At any rate Nagata poses a question in his latest post that is worth pondering. He asks:
“How do so many smart, talented, well-meaning people, working together, create something so intellectually flaccid, even morally ambiguous?”
He is asking this of television journalism but it is likely a question most organizations anywhere doing anything could ask of themselves be they businesses, non-profits, churches or even families.
I believe one word can answer the question above – fear. Fear has a tendency to kill every creative impulse. It is ironic given that fear is an instinct designed to keep us alive by alerting us to threat and if we were mere animals we would do well to heed its voice every time. We are not, however, mere animals but human beings and there is a distinction whether we want to acknowledge it or not.
Fear prevents us from taking risks, it prevents us from potentially offending people and yes, it still prevents us from dying, more often artistically and creatively than physically but a death is a death.
Perhaps one of the things that makes us human is the need for us to overcome our fear and risk everything, even our lives, for the sake of what we are endeavoring to create or reveal as the case may be. Nagata should understand this because his career died when he overcame what was likely intense fear – fear of what friends and family would say, fear for the future, etc.

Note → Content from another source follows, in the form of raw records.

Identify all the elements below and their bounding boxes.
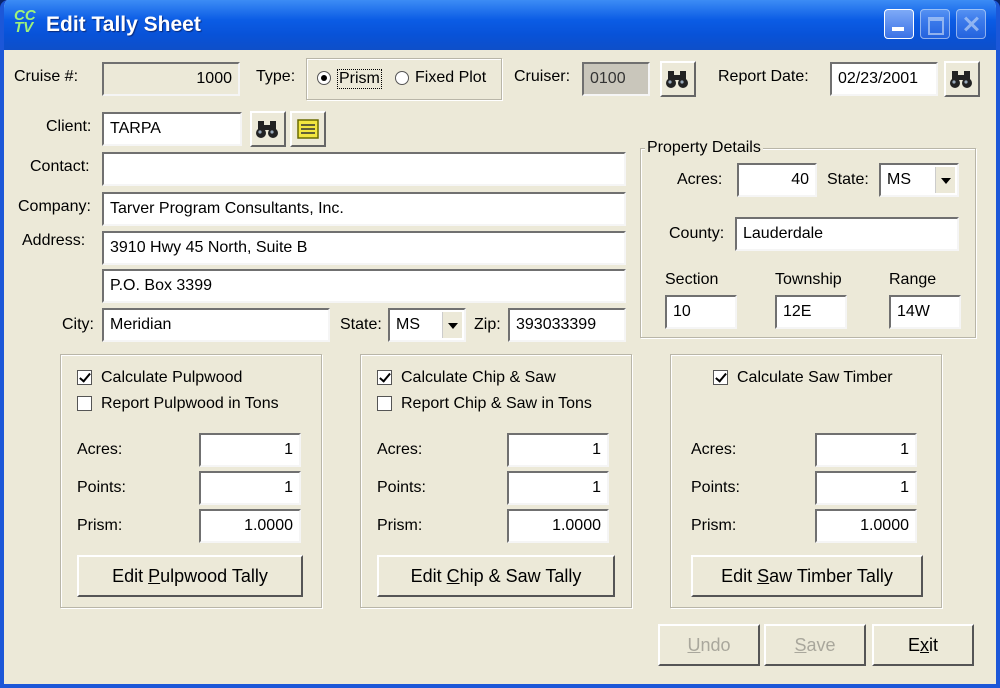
zip-label: Zip: xyxy=(474,316,501,333)
range-label: Range xyxy=(889,271,937,288)
calculate-saw-timber-label[interactable]: Calculate Saw Timber xyxy=(737,369,893,387)
title-bar[interactable]: CC TV Edit Tally Sheet xyxy=(4,0,996,50)
calculate-chip-saw-label[interactable]: Calculate Chip & Saw xyxy=(401,369,556,387)
address-line2-field[interactable]: P.O. Box 3399 xyxy=(102,269,626,303)
contact-label: Contact: xyxy=(30,158,90,175)
type-label: Type: xyxy=(256,68,296,85)
property-state-combo[interactable]: MS xyxy=(879,163,959,197)
exit-button[interactable]: Exit xyxy=(872,624,974,666)
saw-timber-group: Calculate Saw Timber Acres: 1 Points: 1 … xyxy=(670,354,942,608)
address-label: Address: xyxy=(22,232,86,249)
range-field[interactable]: 14W xyxy=(889,295,961,329)
section-label: Section xyxy=(665,271,719,288)
undo-button[interactable]: Undo xyxy=(658,624,760,666)
cruise-label: Cruise #: xyxy=(14,68,79,85)
cruiser-field[interactable]: 0100 xyxy=(582,62,650,96)
client-state-combo[interactable]: MS xyxy=(388,308,466,342)
fixed-plot-radio-label[interactable]: Fixed Plot xyxy=(415,69,486,87)
chevron-down-icon[interactable] xyxy=(442,312,462,338)
maximize-button[interactable] xyxy=(920,9,950,39)
township-label: Township xyxy=(775,271,842,288)
edit-chip-saw-tally-button[interactable]: Edit Chip & Saw Tally xyxy=(377,555,615,597)
window-title: Edit Tally Sheet xyxy=(46,13,201,36)
property-details-group: Property Details Acres: 40 State: MS Cou… xyxy=(640,139,976,338)
chip-saw-points-field[interactable]: 1 xyxy=(507,471,609,505)
type-radio-group: Prism Fixed Plot xyxy=(306,58,502,100)
saw-timber-points-label: Points: xyxy=(691,479,740,496)
edit-saw-timber-tally-button[interactable]: Edit Saw Timber Tally xyxy=(691,555,923,597)
report-pulpwood-tons-checkbox[interactable] xyxy=(77,396,92,411)
minimize-button[interactable] xyxy=(884,9,914,39)
chip-saw-acres-label: Acres: xyxy=(377,441,423,458)
chip-saw-prism-field[interactable]: 1.0000 xyxy=(507,509,609,543)
pulpwood-acres-field[interactable]: 1 xyxy=(199,433,301,467)
save-button[interactable]: Save xyxy=(764,624,866,666)
pulpwood-points-field[interactable]: 1 xyxy=(199,471,301,505)
fixed-plot-radio[interactable] xyxy=(395,71,409,85)
city-field[interactable]: Meridian xyxy=(102,308,330,342)
property-acres-label: Acres: xyxy=(677,171,723,188)
property-details-title: Property Details xyxy=(645,139,763,157)
chevron-down-icon[interactable] xyxy=(935,167,955,193)
client-lookup-button[interactable] xyxy=(250,111,286,147)
saw-timber-points-field[interactable]: 1 xyxy=(815,471,917,505)
township-field[interactable]: 12E xyxy=(775,295,847,329)
saw-timber-prism-label: Prism: xyxy=(691,517,737,534)
edit-tally-sheet-window: CC TV Edit Tally Sheet Cruise #: 1000 Ty… xyxy=(0,0,1000,688)
calculate-pulpwood-checkbox[interactable] xyxy=(77,370,92,385)
pulpwood-group: Calculate Pulpwood Report Pulpwood in To… xyxy=(60,354,322,608)
notepad-icon xyxy=(297,119,319,139)
report-chip-saw-tons-checkbox[interactable] xyxy=(377,396,392,411)
calculate-pulpwood-label[interactable]: Calculate Pulpwood xyxy=(101,369,242,387)
binoculars-icon xyxy=(666,71,688,88)
property-state-value: MS xyxy=(887,171,911,188)
prism-radio[interactable] xyxy=(317,71,331,85)
client-state-label: State: xyxy=(340,316,382,333)
zip-field[interactable]: 393033399 xyxy=(508,308,626,342)
saw-timber-acres-label: Acres: xyxy=(691,441,737,458)
report-pulpwood-tons-label[interactable]: Report Pulpwood in Tons xyxy=(101,395,279,413)
report-date-label: Report Date: xyxy=(718,68,809,85)
pulpwood-acres-label: Acres: xyxy=(77,441,123,458)
binoculars-icon xyxy=(950,71,972,88)
address-line1-field[interactable]: 3910 Hwy 45 North, Suite B xyxy=(102,231,626,265)
contact-field[interactable] xyxy=(102,152,626,186)
pulpwood-prism-label: Prism: xyxy=(77,517,123,534)
cruiser-lookup-button[interactable] xyxy=(660,61,696,97)
company-field[interactable]: Tarver Program Consultants, Inc. xyxy=(102,192,626,226)
close-button[interactable] xyxy=(956,9,986,39)
client-state-value: MS xyxy=(396,316,420,333)
company-label: Company: xyxy=(18,198,91,215)
app-icon: CC TV xyxy=(14,7,36,36)
chip-saw-group: Calculate Chip & Saw Report Chip & Saw i… xyxy=(360,354,632,608)
client-label: Client: xyxy=(46,118,92,135)
saw-timber-prism-field[interactable]: 1.0000 xyxy=(815,509,917,543)
report-date-field[interactable]: 02/23/2001 xyxy=(830,62,938,96)
report-date-lookup-button[interactable] xyxy=(944,61,980,97)
cruise-number-field[interactable]: 1000 xyxy=(102,62,240,96)
chip-saw-acres-field[interactable]: 1 xyxy=(507,433,609,467)
client-notes-button[interactable] xyxy=(290,111,326,147)
binoculars-icon xyxy=(256,121,278,138)
city-label: City: xyxy=(62,316,94,333)
county-label: County: xyxy=(669,225,725,242)
cruiser-label: Cruiser: xyxy=(514,68,571,85)
property-state-label: State: xyxy=(827,171,869,188)
county-field[interactable]: Lauderdale xyxy=(735,217,959,251)
calculate-chip-saw-checkbox[interactable] xyxy=(377,370,392,385)
chip-saw-points-label: Points: xyxy=(377,479,426,496)
section-field[interactable]: 10 xyxy=(665,295,737,329)
saw-timber-acres-field[interactable]: 1 xyxy=(815,433,917,467)
edit-pulpwood-tally-button[interactable]: Edit Pulpwood Tally xyxy=(77,555,303,597)
report-chip-saw-tons-label[interactable]: Report Chip & Saw in Tons xyxy=(401,395,592,413)
property-acres-field[interactable]: 40 xyxy=(737,163,817,197)
calculate-saw-timber-checkbox[interactable] xyxy=(713,370,728,385)
pulpwood-points-label: Points: xyxy=(77,479,126,496)
chip-saw-prism-label: Prism: xyxy=(377,517,423,534)
prism-radio-label[interactable]: Prism xyxy=(337,69,382,89)
client-field[interactable]: TARPA xyxy=(102,112,242,146)
pulpwood-prism-field[interactable]: 1.0000 xyxy=(199,509,301,543)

Fear as an animal instinct is a good thing, but fear of creativity, fear of truth – these are not good things and they are the reason that so many groups of people become less than the sum of their parts instead of greater.
To overcome this fear and achieve truth and real creativity a person must overcome their fear and be willing to die. You might think I mean this metaphorically and certainly I do to a great extent but we cannot exclude the possibility of real sacrifice being required for the sake of life, truth and creativity. One need only look to certain historical figures such as Christ, Bonhoeffer, Gandhi, Martin Luther King Jr., and others to recognize the truth in this.
Most people are simply not willing to go that far, either metaphorically or literally. It requires a kind of revelation that few ever have. We (and I include myself in this) are content to satisfy Mazlo’s hierarchy of needs. Give me food, shelter and companionship of one form or another and I am content with my mediocre life.
That being said mediocrity has never changed the world for the better…nor does simply complaining about it’s state. It requires personal, sacrificial action. With such dedication even one person can change the world. It has happened before and will no doubt happen again.